When the FBI warned iPhone and Android users to stop texting, it caused a viral storm. It exposed SMS messaging (again) for being woefully insecure and vulnerable to attack. This was nothing new — texting has been the subject of countless warnings, especially when it comes to its widespread use for two-factor authentication (2FA) and by cyber criminals sending millions of unpaid toll and undelivered package messages.
The smart advice has been to switch to a fully encrypted platform. WhatsApp usually comes top of the polls, given its vast 3-billion-plus user base, its ease of use, and its seamless interoperability across Android and iPhone. Signal has always been seen as better — and was CISA’s pick as an alternative to SMS for Americans. But that gloss has been somewhat dulled by its ill-advised use for secretive war planning.
SMS cannot be end-to-end encrypted — it’s an archaic system that relies on networks to collaborate in moving messages from sender to receiver. That’s why China’s ownership, control and influence of telco networks enables its spies to intercept traffic. The answer is RCS, essentially an SMS replacement. But that’s still not fully encrypted except within Android’s walled garden — albeit that should change later this year.

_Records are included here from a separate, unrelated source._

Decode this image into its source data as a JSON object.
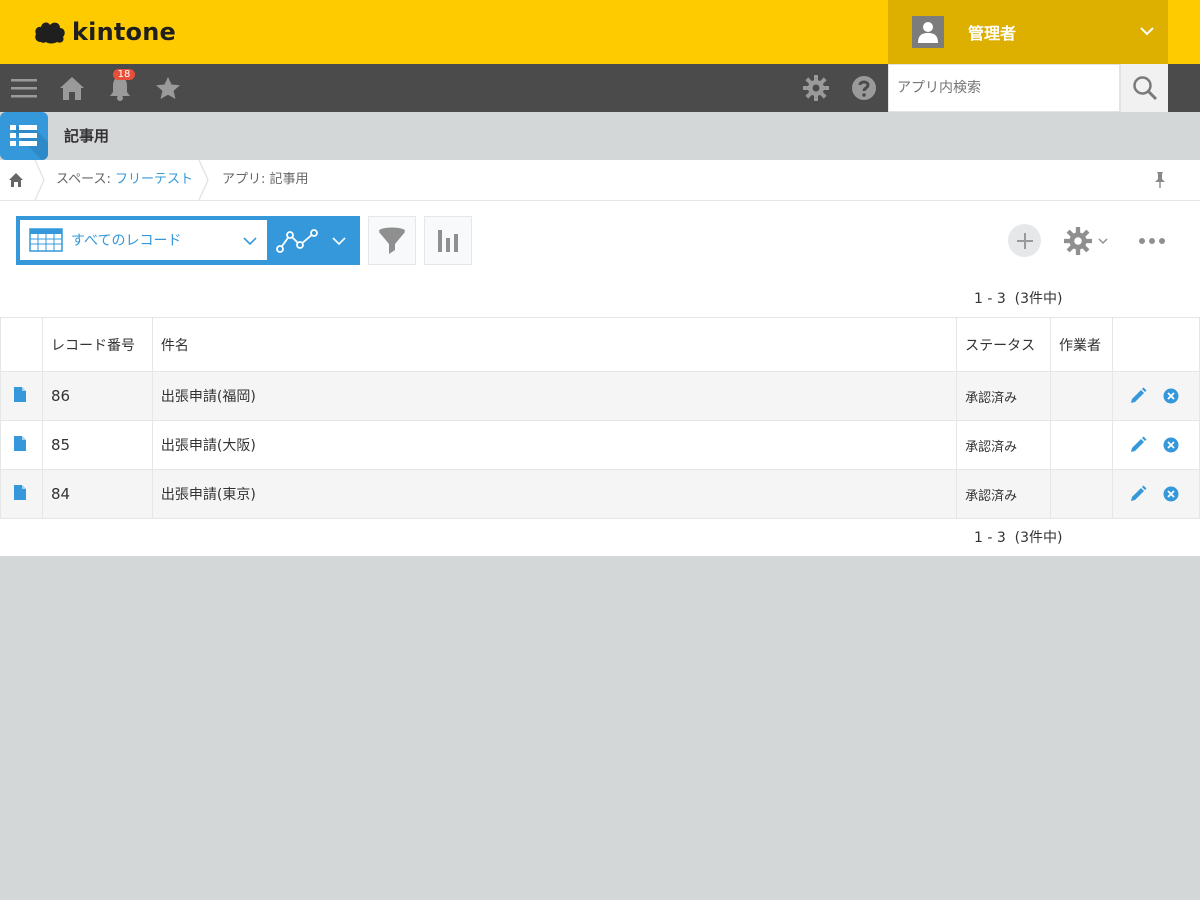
{
  "header": {
    "logo_text": "kintone",
    "user_name": "管理者",
    "brand_color": "#fdcb00"
  },
  "nav": {
    "menu_icon": "hamburger-icon",
    "home_icon": "home-icon",
    "notification_icon": "bell-icon",
    "notification_count": "18",
    "favorites_icon": "star-icon",
    "settings_icon": "gear-icon",
    "help_icon": "help-icon",
    "search_placeholder": "アプリ内検索",
    "search_icon": "search-icon"
  },
  "app": {
    "title": "記事用",
    "icon": "table-list-icon"
  },
  "breadcrumb": {
    "space_prefix": "スペース: ",
    "space_name": "フリーテスト",
    "app_label": "アプリ: 記事用"
  },
  "toolbar": {
    "view_name": "すべてのレコード",
    "graph_icon": "graph-icon",
    "filter_icon": "filter-icon",
    "chart_icon": "bar-chart-icon",
    "add_icon": "plus-icon",
    "settings_icon": "gear-icon",
    "more_icon": "more-icon",
    "accent_color": "#3498db"
  },
  "pagination": {
    "top": "1 - 3  (3件中)",
    "bottom": "1 - 3  (3件中)"
  },
  "table": {
    "headers": {
      "record_number": "レコード番号",
      "title": "件名",
      "status": "ステータス",
      "worker": "作業者"
    },
    "rows": [
      {
        "record_number": "86",
        "title": "出張申請(福岡)",
        "status": "承認済み",
        "worker": ""
      },
      {
        "record_number": "85",
        "title": "出張申請(大阪)",
        "status": "承認済み",
        "worker": ""
      },
      {
        "record_number": "84",
        "title": "出張申請(東京)",
        "status": "承認済み",
        "worker": ""
      }
    ]
  }
}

As such, the advice for users is to use iMessage within Apple’s walled garden and RCS within Android’s walled garden, and then to use RCS between the two mobile ecosystems when it’s upgraded. All very simple, yes? Unfortunately not. A new warning has just thrown something else into the mix. And this is only going to get worse.
In its latest report, Resecurity warns that a new smishing (SMS-based phishing) attack on a “massive scale” is heading for iPhone and Android users in the U.S. and Europe. “One identified threat actor,” it says, “can send up to 2,000,000 smishing messages daily,” which means “up to 60,000,000 victims per month, or 720,000,000 per year, enough to target every person in the US at least twice every year.”
Nothing new here. Smishing is a top-level threat and the unpaid toll campaign sweeping America state to state has been making headlines for a year. But those are SMS text messages, and in their latest campaigns these threat actors “prefer modern messaging platforms because they provide a richer set of tools for creating convincing attacks, better engagement features, and more sophisticated methods of deception.”
The next wave of attacks will move beyond unpaid tolls texts to steal your Apple and Google Wallet card details. And “unlike SMS, which relies on cellular networks, Apple iMessage and Android RCS use internet-based communication… the ability to leverage internet-based communication and platform-specific features makes these attacks more effective and challenging to detect than traditional SMS-based approaches.”
This highlights one vulnerability that RCS and iMessage share with SMS — its integration into core network messaging. While there are attempts to filter likely spam and scam messages, and Google’s new one click spam button helps, attackers know how to revolve numbers and can even use AI to vary content to bypass defenses.
Google and Apple will have an opportunity to take back some of the ground ceded to Meta’s WhatsApp over the last decade when cross-platform end-to-end encrypted messaging finally goes live. But unless some combination of telco networks, Apple and Google can slay China’s smishing dragon, it will be impossible to recommend this as an alternative to WhatsApp, Signal or other over-the-top options.